About 6 weeks prior, a doctors visit for some stomach issue revealed that cancer had wrapped it’s tentacles around most of his interior organs.
I’m playing some math games, and figuring I am the age he was in 1979, when I was a know it all (not) 16 year old. I could not find any photos of him from 1979, but here is in 1981.
George was a family friend, and both a mentor and likely my father’s closest adult friend. At two years older than me now in the photo, Dad’s hair looks more full than mine, and he’s pretty dapper in a tux (I bet this was a Masonic Lodge dress up).
We did a Four Corners road trip on a “guys” visit in 1988, by second year after moving to Arizona. No comments on my hair, glasses, shorts, and general dorkiness. Look at Dad. Clutching a giant VHS video camera. It was the 1980s, damnit!
One of his points of prides in Florida was growing pineapples from the sliced tops of store bought ones. This one may have been the grandaddy (I remember them being about softball sized). At some point they were attractive enough that someone jumped the wall and swiped a pinepple over night.

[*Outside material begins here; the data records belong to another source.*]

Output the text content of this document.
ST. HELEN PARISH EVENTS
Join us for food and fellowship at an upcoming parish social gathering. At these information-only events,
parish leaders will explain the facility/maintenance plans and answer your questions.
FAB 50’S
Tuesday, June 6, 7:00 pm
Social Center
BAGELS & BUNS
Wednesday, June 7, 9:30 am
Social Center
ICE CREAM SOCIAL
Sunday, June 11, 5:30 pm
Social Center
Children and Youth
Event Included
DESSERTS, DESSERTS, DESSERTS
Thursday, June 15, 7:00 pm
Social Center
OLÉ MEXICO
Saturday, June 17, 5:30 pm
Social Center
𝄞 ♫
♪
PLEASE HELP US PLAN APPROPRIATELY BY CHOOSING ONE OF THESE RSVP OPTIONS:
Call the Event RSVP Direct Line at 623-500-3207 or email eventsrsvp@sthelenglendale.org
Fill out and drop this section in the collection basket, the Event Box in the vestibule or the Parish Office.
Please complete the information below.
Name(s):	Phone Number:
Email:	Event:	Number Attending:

I’m stopping to take in a swath of time, fifteen years since he’s been gone.
It was an inconceivable possibility until it became a reality.
He’s been gone that long, but I still have his history, a fifteen year old tribute I made, because that was the only thing I could do to face it, and still there, fifteen years later, in my own corner of the web.
Top / Featured Image: A partial scan of one of the construction estimation sheets that my Dad must have worked on around 1970 for the construction of the USF&G building in downtown Baltimore.
I still have no real idea what a “Construction Cost Analyst” did day to day (there was a lot of yellow sheets of columnar grid paper, and likely slide rules…), but Dad did it.